GDELT monitors the world’s news media from nearly every corner of every country in print, broadcast, and web formats, in over 100 languages, every moment of every day.
Global Reach
GDELT monitors print, broadcast, and web news media in over 100 languages from across every country in the world to keep continually updated on breaking developments anywhere on the planet. Its historical archives stretch back to January 1, 1979 and update daily (soon to be every 15 minutes). Through its ability to leverage the world’s collective news media, GDELT moves beyond the focus of the Western media towards a far more global perspective on what’s happening and how the world is feeling about it.
Emerging Media
From the Global Twitter Heartbeat to the SyFy Opposite Worlds Show (and many more to be announced shortly) we are exploring how social media is used around the world and how people and societies express themselves and talk about the world online.
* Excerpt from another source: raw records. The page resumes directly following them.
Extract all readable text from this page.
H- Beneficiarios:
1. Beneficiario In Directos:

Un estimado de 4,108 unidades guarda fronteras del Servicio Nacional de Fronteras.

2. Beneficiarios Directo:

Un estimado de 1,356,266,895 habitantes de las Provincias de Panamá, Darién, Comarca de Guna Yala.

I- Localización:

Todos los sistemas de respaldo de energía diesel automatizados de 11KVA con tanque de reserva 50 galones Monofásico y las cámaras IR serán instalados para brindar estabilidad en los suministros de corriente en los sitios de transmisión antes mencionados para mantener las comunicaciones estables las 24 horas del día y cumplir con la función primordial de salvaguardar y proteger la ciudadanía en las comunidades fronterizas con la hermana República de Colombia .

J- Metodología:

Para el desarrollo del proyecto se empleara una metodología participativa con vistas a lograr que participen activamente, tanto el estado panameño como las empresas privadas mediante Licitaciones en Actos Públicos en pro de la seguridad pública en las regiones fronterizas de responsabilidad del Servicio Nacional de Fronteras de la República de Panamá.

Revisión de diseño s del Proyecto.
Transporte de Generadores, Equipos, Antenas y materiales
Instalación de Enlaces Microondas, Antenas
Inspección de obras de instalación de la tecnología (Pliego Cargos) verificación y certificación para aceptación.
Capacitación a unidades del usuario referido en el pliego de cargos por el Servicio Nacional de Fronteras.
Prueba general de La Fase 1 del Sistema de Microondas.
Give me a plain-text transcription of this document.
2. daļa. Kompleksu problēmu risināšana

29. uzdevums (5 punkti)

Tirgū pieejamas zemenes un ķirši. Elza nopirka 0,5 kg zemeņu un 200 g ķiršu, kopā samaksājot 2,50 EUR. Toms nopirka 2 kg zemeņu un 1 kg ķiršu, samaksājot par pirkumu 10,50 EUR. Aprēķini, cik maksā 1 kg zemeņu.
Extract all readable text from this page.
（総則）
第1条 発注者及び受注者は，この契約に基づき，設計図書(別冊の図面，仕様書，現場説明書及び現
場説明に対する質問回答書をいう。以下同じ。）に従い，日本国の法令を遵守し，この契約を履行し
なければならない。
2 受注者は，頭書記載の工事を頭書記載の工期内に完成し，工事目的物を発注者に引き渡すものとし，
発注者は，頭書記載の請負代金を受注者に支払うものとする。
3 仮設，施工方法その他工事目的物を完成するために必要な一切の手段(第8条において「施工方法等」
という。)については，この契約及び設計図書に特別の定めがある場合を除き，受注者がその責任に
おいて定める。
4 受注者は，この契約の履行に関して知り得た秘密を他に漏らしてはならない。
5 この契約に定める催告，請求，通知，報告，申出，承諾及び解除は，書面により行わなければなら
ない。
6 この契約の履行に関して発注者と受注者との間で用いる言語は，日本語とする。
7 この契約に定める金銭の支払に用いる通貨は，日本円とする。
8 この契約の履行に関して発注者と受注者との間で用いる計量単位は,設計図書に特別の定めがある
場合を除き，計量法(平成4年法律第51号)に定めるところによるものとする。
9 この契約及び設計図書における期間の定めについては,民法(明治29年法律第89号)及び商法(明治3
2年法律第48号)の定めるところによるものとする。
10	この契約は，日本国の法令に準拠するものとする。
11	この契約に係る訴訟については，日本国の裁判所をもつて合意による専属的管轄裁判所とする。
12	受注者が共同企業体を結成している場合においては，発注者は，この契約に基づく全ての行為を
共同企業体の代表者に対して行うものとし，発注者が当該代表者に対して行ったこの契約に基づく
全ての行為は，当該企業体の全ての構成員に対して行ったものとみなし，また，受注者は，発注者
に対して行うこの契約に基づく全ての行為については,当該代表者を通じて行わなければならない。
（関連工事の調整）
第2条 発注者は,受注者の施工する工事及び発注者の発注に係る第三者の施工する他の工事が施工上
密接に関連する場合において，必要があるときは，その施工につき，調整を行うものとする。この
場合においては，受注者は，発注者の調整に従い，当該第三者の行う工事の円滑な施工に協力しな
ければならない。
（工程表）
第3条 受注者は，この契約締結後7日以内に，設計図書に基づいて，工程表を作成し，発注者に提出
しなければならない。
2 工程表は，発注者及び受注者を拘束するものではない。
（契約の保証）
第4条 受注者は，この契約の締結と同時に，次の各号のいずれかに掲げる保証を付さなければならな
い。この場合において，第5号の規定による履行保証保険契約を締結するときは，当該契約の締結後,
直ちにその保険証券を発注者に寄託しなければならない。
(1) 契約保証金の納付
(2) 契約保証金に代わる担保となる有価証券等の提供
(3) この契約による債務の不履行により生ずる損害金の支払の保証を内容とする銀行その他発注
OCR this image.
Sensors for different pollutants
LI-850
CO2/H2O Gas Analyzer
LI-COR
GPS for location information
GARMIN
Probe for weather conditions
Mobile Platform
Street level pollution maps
As these projects increase our collective understanding of the social sphere and especially how it is used in the non-Western world, we will be increasingly integrating social media into GDELT’s monitoring streams.
Historical Breadth
In the words of George Santayana “those who cannot remember the past are condemned to repeat it” – history is highly cyclic and contemporary events are often deeply rooted in historical contexts, making the understanding of the past of critical importance to interpreting the present. Already GDELT is the first truly multi-decade global event database and through an array of collaborations and partnerships we are expanding GDELT’s coverage all the way back to the year 1800, which, when complete, will offer more than two centuries of codified global history.
Translation
Even the largest teams of human translators cannot read and translate every word published by the world’s news media each day. The GDELT Translingual platform represents what we believe is the largest realtime streaming news machine translation deployment in the world: all global news that GDELT monitors in 65 languages, representing 98.4% of its daily non-English monitoring volume, is translated in realtime into English and processed.
“The GDELT Project is an initiative to construct a catalog of human societal-scale behavior and beliefs across all countries of the world, connecting every person, organization, location, count, theme, news source, and event across the planet into a single massive network that captures what’s happening around the world, what its context is and who’s involved, and how the world is feeling about it, every single day.”